Tuesday, October 19, 2010

Second preferences are second preferences - unless you're Tom Harris, obviously...

One thing I find quite amusing about Tom Harris' rabid opposition to even the most trivial electoral reform is that every time he opens his mouth on the subject he reveals just how hopelessly (or perhaps willfully) he misunderstands it. Tonight he's trying to incite the Labour NEC to expel Ken Livingstone for helping the campaign of Lutfur Rahman, who is standing against the official Labour candidate for the mayoralty of Tower Hamlets. (Would it be too cynical of me to suggest that Tom has yet to reconcile himself to the prospect of a non-Blairite Labour candidate for London mayor in 2012, and is desperately scrabbling around for a get-out clause?) The point is that Livingstone was merely campaigning for second preference votes for Rahman, who he felt had been wrongly deselected by Labour after being chosen by party members as the official mayoral candidate. Tom regards this as a self-evidently lame excuse, and goes on to assert that "even in a ballot conducted under the Alternative Vote, Labour Party members should only campaign for the Labour candidate".

This is plainly nonsensical. It was Labour that gave people two preferences - and yet it's supposed to only want them to use one? A second preference vote, regardless of which candidate it is for, cannot possibly harm the official Labour candidate as long as the first preference vote was for him. Does Tom understand this simple principle? I think there are two possibilities - either he doesn't, or he is extremely keen to sow confusion in the minds of others about it. Actually, his post is rather revealing about one of his true reasons for being such a reform-phobe - clearly he cannot stomach any change that undermines the absolutist partisan tribalism he needs for comfort. "I can vote for Labour, and for someone else as well? I feel faint!"

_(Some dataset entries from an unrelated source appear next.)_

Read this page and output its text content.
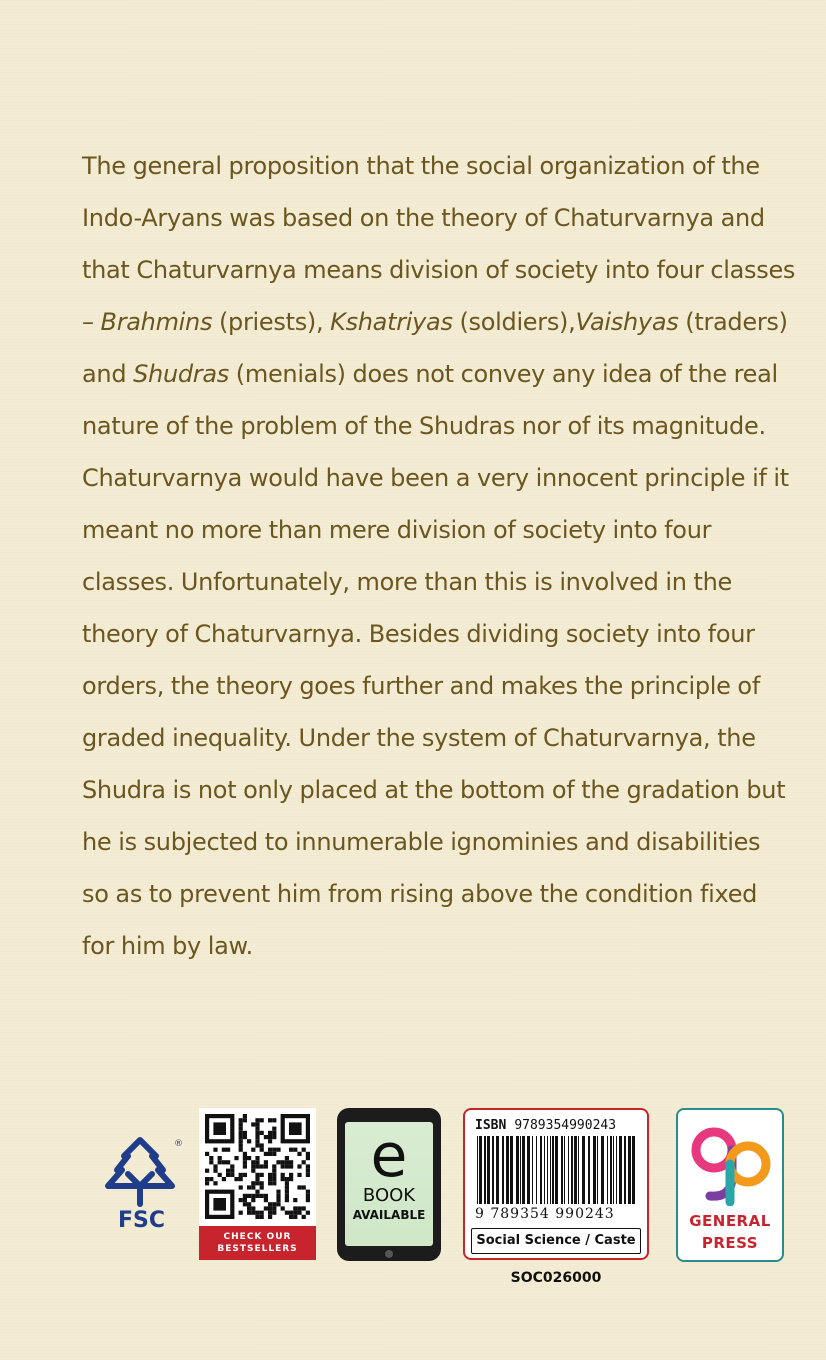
The general proposition that the social organization of the
Indo-Aryans was based on the theory of Chaturvarnya and
that Chaturvarnya means division of society into four classes
– Brahmins (priests), Kshatriyas (soldiers),Vaishyas (traders)
and Shudras (menials) does not convey any idea of the real
nature of the problem of the Shudras nor of its magnitude.
Chaturvarnya would have been a very innocent principle if it
meant no more than mere division of society into four
classes. Unfortunately, more than this is involved in the
theory of Chaturvarnya. Besides dividing society into four
orders, the theory goes further and makes the principle of
graded inequality. Under the system of Chaturvarnya, the
Shudra is not only placed at the bottom of the gradation but
he is subjected to innumerable ignominies and disabilities
so as to prevent him from rising above the condition fixed
for him by law.

®
FSC
CHECK OUR
BESTSELLERS
e
BOOK
AVAILABLE
ISBN 9789354990243
9 789354 990243
Social Science / Caste
SOC026000
GENERAL
PRESS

In contrast, I doubt Tower Hamlets voters will have thought any less of Livingstone for being capable of thinking beyond the party line now and again, and indeed, if the party hierarchy are mature enough to accept the perfectly rational justification for his display of free-thinking, the incident might even end up helping Labour's image by extension. Something else that Tom would doubtless find utterly incomprehensible.